Can lower cholesterol: Some fibers help absorb bile salts while pushing your body to use cholesterol to make more bile.

Can regulate bowels: Regular elimination is critical for good health. Fiber absorbs water and adds bulk to stools which helps maintain regularity.

Can help manage blood sugar: Some fibers slow the absorption of sugar from food which can help balance blood sugar.

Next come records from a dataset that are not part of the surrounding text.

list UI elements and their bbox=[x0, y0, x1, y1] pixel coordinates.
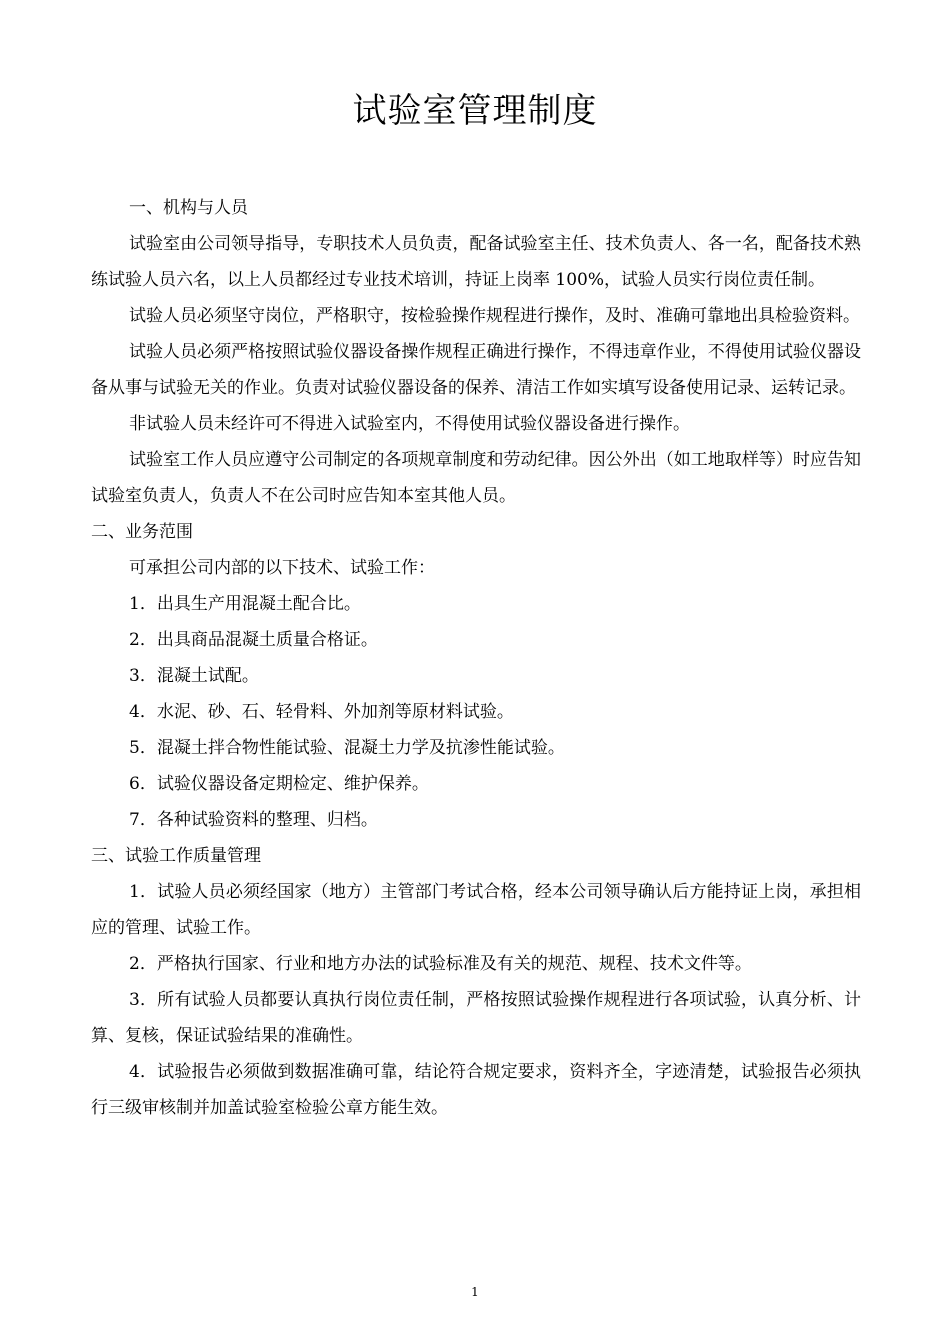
list-item-scope: 2．出具商品混凝土质量合格证。 bbox=[129, 630, 378, 650]
list-item-quality: 1．试验人员必须经国家（地方）主管部门考试合格，经本公司领导确认后方能持证上岗，承担相应的管理、试验工作。 bbox=[91, 882, 861, 938]
page-number: 1 bbox=[471, 1285, 479, 1299]
list-item-quality: 3．所有试验人员都要认真执行岗位责任制，严格按照试验操作规程进行各项试验，认真分析、计算、复核，保证试验结果的准确性。 bbox=[91, 990, 861, 1046]
document-body bbox=[91, 190, 861, 1126]
paragraph-scope-intro: 可承担公司内部的以下技术、试验工作： bbox=[129, 558, 435, 578]
list-item-scope: 1．出具生产用混凝土配合比。 bbox=[129, 594, 361, 614]
section-heading-scope: 二、业务范围 bbox=[91, 522, 193, 542]
paragraph-access-control: 非试验人员未经许可不得进入试验室内，不得使用试验仪器设备进行操作。 bbox=[129, 414, 690, 434]
paragraph-equipment-operation: 试验人员必须严格按照试验仪器设备操作规程正确进行操作，不得违章作业，不得使用试验仪器设备从事与试验无关的作业。负责对试验仪器设备的保养、清洁工作如实填写设备使用记录、运转记录。 bbox=[91, 342, 861, 398]
paragraph-staffing: 试验室由公司领导指导，专职技术人员负责，配备试验室主任、技术负责人、各一名，配备技术熟练试验人员六名，以上人员都经过专业技术培训，持证上岗率 100%，试验人员实行岗位责任制。 bbox=[91, 234, 861, 290]
list-item-scope: 7．各种试验资料的整理、归档。 bbox=[129, 810, 378, 830]
list-item-quality: 2．严格执行国家、行业和地方办法的试验标准及有关的规范、规程、技术文件等。 bbox=[129, 954, 752, 974]
section-heading-quality: 三、试验工作质量管理 bbox=[91, 846, 261, 866]
section-heading-organization: 一、机构与人员 bbox=[129, 198, 248, 218]
list-item-scope: 5．混凝土拌合物性能试验、混凝土力学及抗渗性能试验。 bbox=[129, 738, 565, 758]
list-item-quality: 4．试验报告必须做到数据准确可靠，结论符合规定要求，资料齐全，字迹清楚，试验报告必须执行三级审核制并加盖试验室检验公章方能生效。 bbox=[91, 1062, 861, 1118]
paragraph-duty: 试验人员必须坚守岗位，严格职守，按检验操作规程进行操作，及时、准确可靠地出具检验资料。 bbox=[129, 306, 860, 326]
document-title: 试验室管理制度 bbox=[352, 91, 598, 131]
list-item-scope: 3．混凝土试配。 bbox=[129, 666, 259, 686]
list-item-scope: 6．试验仪器设备定期检定、维护保养。 bbox=[129, 774, 429, 794]
paragraph-discipline: 试验室工作人员应遵守公司制定的各项规章制度和劳动纪律。因公外出（如工地取样等）时应告知试验室负责人，负责人不在公司时应告知本室其他人员。 bbox=[91, 450, 861, 506]
list-item-scope: 4．水泥、砂、石、轻骨料、外加剂等原材料试验。 bbox=[129, 702, 514, 722]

Despite its importance, many adults don’t get nearly enough fiber. On average, adults only get 17 grams of fiber a day which is much lower than the recommended 21- 25 grams for females and 30 – 38 grams for males.

How to get more fiber

Getting more fiber in your diet is not difficult. Here are some great ways to increase your fiber consumption without making radical changes to your diet or lifestyle.

Consume high fiber fruit – All fruit contains fiber, some more than others. Berries and apples are excellent high fiber fruits to consume daily.

Eat whole grains not refined grains – Refined grains are stripped of their vitamins and fiber making them rather empty as far as nutritional value goes. Choose whole grains instead that have both vitamins and fiber intact. Oatmeal is a good option but here are a few more to consider:

  • Wheat berries
  • Millet
  • Amaranth
  • Quinoa
  • Buckwheat
  • Barley
  • Bulgar wheat

Eat chia seeds – Chia seeds may be little, but they are powerful. These tiny seeds become gel-like in water and are 96% insoluble fiber. They also contain omega-3 fatty acids, protein, vitamins, and minerals. Top salads, smoothies, and soups with chia seeds for a delicious taste and fiber boost.

Eat avocados – Avocados are incredibly nutritious and contain not only healthy fat but also a rich supply of fiber. Half on an avocado has five grams of fiber. Avocados have been linked to improved heart health, reduced risk of metabolic syndrome and overall healthier diet and nutrient uptake. Use avocados instead of butter or mixed with butter and in salads and soups.

Eat more nuts and seeds – Along with chia seeds, eating plenty of other seeds like pumpkin flax and hemp as well as nuts like almonds and walnuts. Seeds and nuts provide fiber along with healthy protein and fat. Snack on nuts and seeds or toss them in salads, stews or soups.

Leave the peel/skin on apples, cucumbers, and sweet potatoes –  You may not know this, but when you peel fruit and veggies you remove half of the fiber. Just be sure that you wash the peel well before eating it.

Eat lots of legumes – Legumes, which are rich in fiber as well, include beans, dried peas, and lentils. In addition to fiber, legumes contain protein, carbohydrates, vitamins, and minerals. One cup of cooked beans provides 75% of daily fiber needs. If you are a meat eater, try replacing one or two meat meals with legume-based meals. This has been linked to an increased lifespan possibly because of the positive impact they have on gut flora. Beans are a very versatile food that can be used in salads, soups, stews, and even desserts.

Include a high fiber food in every meal – Spread out your fiber consumption evenly throughout the day. Focus on high fiber food with each meal such as oatmeal, berries, and seeds for breakfast, raw veggies, fruit and nut butter for a snack, salad for lunch and beans and veggies for dinner.